Secondo quanto riferito dall’agenzia Adnkronos, l’agguato è avvenuto intorno alle 23.50 in via Campo Rampino. Le due vittime erano appena uscite da un edificio adibito a tempio sikh quando sono state raggiunte dai colpi di arma da fuoco.
Stando alle prime ricostruzioni, i killer sarebbero arrivati in auto: almeno due le persone a bordo del veicolo da cui sono partiti i colpi, esplosi in rapida successione. Sull’asfalto sono stati rinvenuti numerosi bossoli, segno della violenza dell’azione.

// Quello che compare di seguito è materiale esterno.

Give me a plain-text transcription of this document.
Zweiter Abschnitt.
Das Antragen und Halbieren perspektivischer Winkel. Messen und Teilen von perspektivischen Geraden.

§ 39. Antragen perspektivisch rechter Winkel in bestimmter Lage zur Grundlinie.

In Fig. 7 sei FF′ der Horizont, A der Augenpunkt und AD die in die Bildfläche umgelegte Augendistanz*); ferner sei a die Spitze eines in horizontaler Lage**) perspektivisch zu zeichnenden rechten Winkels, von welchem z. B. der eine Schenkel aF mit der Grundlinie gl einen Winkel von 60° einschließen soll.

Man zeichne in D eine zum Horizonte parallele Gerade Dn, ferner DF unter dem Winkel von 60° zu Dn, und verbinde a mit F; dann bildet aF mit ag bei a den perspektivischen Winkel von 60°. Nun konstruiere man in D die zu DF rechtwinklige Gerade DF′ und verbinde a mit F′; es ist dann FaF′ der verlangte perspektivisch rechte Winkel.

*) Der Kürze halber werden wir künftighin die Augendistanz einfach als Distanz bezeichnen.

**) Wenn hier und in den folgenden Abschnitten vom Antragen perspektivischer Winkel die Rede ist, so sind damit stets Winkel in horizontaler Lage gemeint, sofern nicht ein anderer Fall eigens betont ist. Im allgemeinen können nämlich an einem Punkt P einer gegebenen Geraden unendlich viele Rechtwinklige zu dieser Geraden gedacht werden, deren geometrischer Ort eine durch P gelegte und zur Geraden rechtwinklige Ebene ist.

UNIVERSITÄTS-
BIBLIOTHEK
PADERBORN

Alcuni testimoni avrebbero assistito alla scena, confermando che i due uomini si trovavano nei pressi del tempio poco prima dell’agguato. Rajinder Singh, secondo le informazioni emerse, avrebbe ricoperto in passato anche un ruolo di rilievo all’interno della comunità religiosa.
Sull’episodio indagano i carabinieri, impegnati a ricostruire dinamica e movente del duplice omicidio. Un fatto che ha colpito profondamente la comunità locale, anche perché avvenuto alla vigilia del Vaisakhi, una delle principali festività della religione sikh.